After sending out an e-mail to its volunteers telling them to remove crucifixes from the walls of its Belgian branches, the Red Cross international charity organization is rightfully receiving a fair amount of backlash and criticism.
Volunteers who spoke to Belgian broadcaster RTL let their concerns with the issue be known, with one saying, “Let things remain as they are. We used to say ‘Christmas holidays’, now it’s ‘winter holidays’. The Christmas market in Brussels has become the ‘Winter Pleasures’.”
“For a certain part of the population — because of the Muslims — the crosses were removed in the Red Cross houses and, more particularly, in that of Verviers,” the volunteer added.

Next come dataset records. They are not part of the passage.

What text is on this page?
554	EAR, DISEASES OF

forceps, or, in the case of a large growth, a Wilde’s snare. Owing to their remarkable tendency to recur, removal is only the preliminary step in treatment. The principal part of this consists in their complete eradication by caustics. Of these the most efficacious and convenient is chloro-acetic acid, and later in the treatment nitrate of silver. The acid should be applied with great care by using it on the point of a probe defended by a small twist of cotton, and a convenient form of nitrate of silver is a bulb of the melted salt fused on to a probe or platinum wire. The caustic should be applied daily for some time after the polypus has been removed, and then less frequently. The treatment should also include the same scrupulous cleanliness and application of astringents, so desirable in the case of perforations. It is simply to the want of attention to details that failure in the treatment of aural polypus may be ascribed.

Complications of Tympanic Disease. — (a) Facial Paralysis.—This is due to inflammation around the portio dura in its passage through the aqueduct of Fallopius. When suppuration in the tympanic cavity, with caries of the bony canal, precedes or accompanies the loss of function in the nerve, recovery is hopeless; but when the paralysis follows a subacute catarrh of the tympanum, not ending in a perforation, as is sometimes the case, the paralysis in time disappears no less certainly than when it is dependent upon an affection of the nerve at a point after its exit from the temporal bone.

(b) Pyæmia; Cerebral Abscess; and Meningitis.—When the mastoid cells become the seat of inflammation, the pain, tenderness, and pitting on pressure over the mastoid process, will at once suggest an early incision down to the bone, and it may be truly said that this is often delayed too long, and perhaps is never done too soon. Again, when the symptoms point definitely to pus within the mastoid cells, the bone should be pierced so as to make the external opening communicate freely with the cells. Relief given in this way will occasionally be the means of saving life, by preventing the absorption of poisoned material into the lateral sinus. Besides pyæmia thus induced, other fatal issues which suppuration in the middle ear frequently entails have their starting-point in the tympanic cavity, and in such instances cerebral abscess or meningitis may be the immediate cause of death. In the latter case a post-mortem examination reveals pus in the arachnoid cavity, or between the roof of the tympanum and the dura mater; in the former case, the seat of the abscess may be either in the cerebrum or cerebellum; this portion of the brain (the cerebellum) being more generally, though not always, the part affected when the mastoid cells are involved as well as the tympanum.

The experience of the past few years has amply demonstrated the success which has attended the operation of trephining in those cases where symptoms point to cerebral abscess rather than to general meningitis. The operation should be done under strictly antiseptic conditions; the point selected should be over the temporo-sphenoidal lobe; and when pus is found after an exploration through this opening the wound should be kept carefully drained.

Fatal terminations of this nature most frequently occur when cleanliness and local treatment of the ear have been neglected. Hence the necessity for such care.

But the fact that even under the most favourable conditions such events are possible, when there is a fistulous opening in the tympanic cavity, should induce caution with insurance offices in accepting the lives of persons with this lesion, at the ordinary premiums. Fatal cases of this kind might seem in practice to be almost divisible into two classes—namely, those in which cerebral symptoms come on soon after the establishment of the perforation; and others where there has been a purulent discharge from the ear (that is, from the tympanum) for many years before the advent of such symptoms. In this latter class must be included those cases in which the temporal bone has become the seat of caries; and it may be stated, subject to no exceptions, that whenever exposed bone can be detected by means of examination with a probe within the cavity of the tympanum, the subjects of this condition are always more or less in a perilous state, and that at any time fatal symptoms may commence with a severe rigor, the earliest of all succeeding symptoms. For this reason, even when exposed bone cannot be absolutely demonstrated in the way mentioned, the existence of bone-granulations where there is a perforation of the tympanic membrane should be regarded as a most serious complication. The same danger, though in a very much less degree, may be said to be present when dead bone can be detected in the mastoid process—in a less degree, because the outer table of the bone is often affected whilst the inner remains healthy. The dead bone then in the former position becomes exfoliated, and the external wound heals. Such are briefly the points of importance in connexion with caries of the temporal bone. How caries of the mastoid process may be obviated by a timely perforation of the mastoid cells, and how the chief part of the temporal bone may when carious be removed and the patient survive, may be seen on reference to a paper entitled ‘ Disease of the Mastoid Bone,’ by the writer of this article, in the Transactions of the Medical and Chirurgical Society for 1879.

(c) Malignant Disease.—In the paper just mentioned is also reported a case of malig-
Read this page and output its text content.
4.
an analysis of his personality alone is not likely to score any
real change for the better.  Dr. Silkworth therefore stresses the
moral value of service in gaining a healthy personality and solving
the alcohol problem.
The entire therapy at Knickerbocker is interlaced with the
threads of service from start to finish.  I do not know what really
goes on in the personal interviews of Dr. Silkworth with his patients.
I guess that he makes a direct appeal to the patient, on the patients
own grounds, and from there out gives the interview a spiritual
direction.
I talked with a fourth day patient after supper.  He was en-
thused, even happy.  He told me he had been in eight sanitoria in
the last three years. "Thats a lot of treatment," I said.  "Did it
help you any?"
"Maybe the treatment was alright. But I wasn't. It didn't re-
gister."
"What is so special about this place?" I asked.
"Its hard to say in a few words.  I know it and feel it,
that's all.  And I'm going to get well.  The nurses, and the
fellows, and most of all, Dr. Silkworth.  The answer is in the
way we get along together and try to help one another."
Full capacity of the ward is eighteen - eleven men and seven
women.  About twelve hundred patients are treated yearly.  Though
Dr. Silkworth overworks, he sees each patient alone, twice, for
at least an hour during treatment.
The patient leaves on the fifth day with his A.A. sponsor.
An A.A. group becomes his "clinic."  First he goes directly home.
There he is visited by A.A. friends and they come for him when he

However, according to 7sur7, André Rouffart, president of the Red Cross in Verviers, said “We were asked to respect the principles of the Red Cross.”
Rouffart also added that there had been pushback on the issue, but ultimately downplayed it, saying, “I think it’s a storm in a teacup.”
Nevertheless, this move comes on the heels of the proposed removal of a cross in France, which was located above a statue of Saint John Paul II in Ploërmel, Brittany, which led to public backlash all the way to Poland and even Hungary.
“Such measures must be regarded as attempts to do away with the continent’s civilization and culture,” Hungarian foreign minister Péter Szijjártó said.
After France orders cross removed, Hungarians ask: “Is everyone entitled to religious freedom except Christians?” https://t.co/7Y3e1YYfqg
— Breitbart London (@BreitbartLondon) November 3, 2017
This is a very slippery slope, folks. Even for Europe.
And it’s only a matter of time before the issue surfaces here on American soil.